Gözlerimi araladığımda saat 13.00'ı gösteriyordu. Bütün enerjimle yataktan kalkıp banyoya girdim. Uzun ve ılık bir duş alıp çıktıktan sonra üzerime gri eşorfman takımımı giyindim. Saçlarımı kurutmadan kabaca bir topuz yaptım. Islık çalarak mutfağa girdim. Ocağa çay suyu koyup, bir tabağa yumurta kırdım ve çırpmaya başladım. Bu enerjimin sebebi ne mi? Ah bu gün o yellozla gittikleri restoranı öğrenecek ve minik bir süprizle karşılarına çıkacaktım. Bam diye!
Çırptığım yumurtayı tavaya yayıp iyice karıştırdım. Üstü tam pişmeden ocaktan alıp, masaya koydum ve çayımı da doldurdum. Başka bir şey hazırlamak istemiyordum. En güzel türk yemeği. Tavuktan çıkmış yumurta daha ne olsun dostlar!
Kahvaltımı keyifli bir şekilde edip, paytak adımlarla salona yürüdüm.
Belki akşama kadar film izleyip, yatabilirdim. Televizyonu açıp tek tek kanalları gezdim. Sevdiğim veya izlediğim tek bir dizi bile bulamayınca çizgi film kanallarından birisini açtım.
Tom'u görünce dudaklarım istemsizce kıvrıldı. Küçüklüğümün en favori karakteriydi bu kedi. Ve bir türlü yakalayamadığı minik fare jerry.

Çizgi filmleri izlerken saat çoktan altı olmuştu. Esneyerrk yerimden kalktım.

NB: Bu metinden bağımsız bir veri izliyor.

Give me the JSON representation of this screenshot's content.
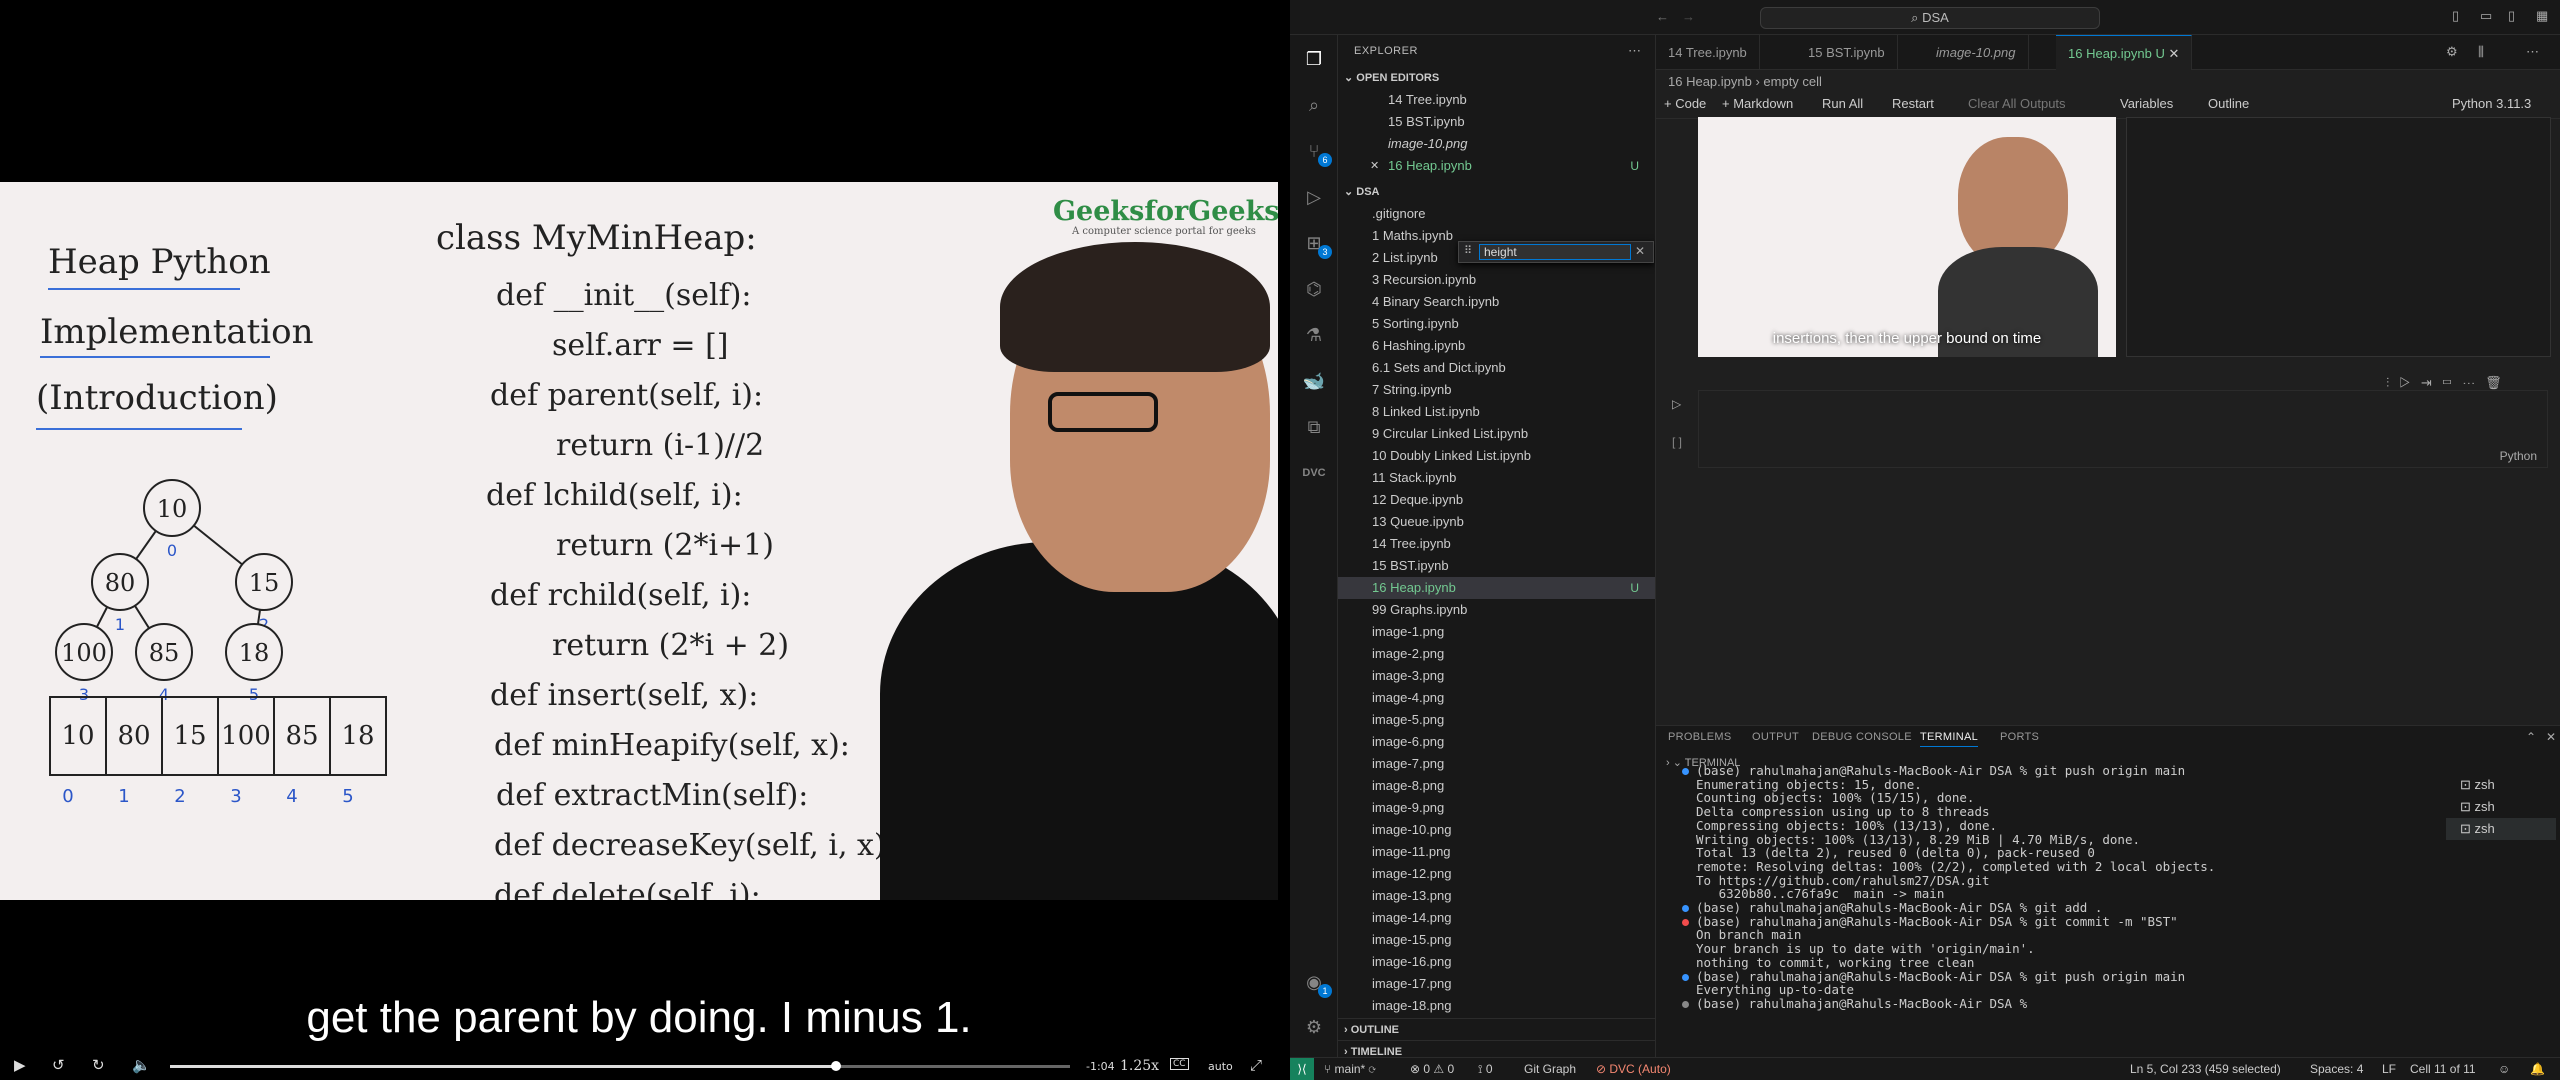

Tam kalktığım sırada telefonumdan yükselen mesaj sesiyle yerime oturup telefonumu elime aldım. Mesaj küçükken aynı mahallede oturduğum arkadaşımdandı. Ona aşıktım evet. Ama eskiden. Her küçük kız gibi oda benim küçüklük aşkımdı.

"Gönderen; Edisçik
Bu gece istanbula geliyorum. Adresini mesaj atsana, kalacak yerim yok."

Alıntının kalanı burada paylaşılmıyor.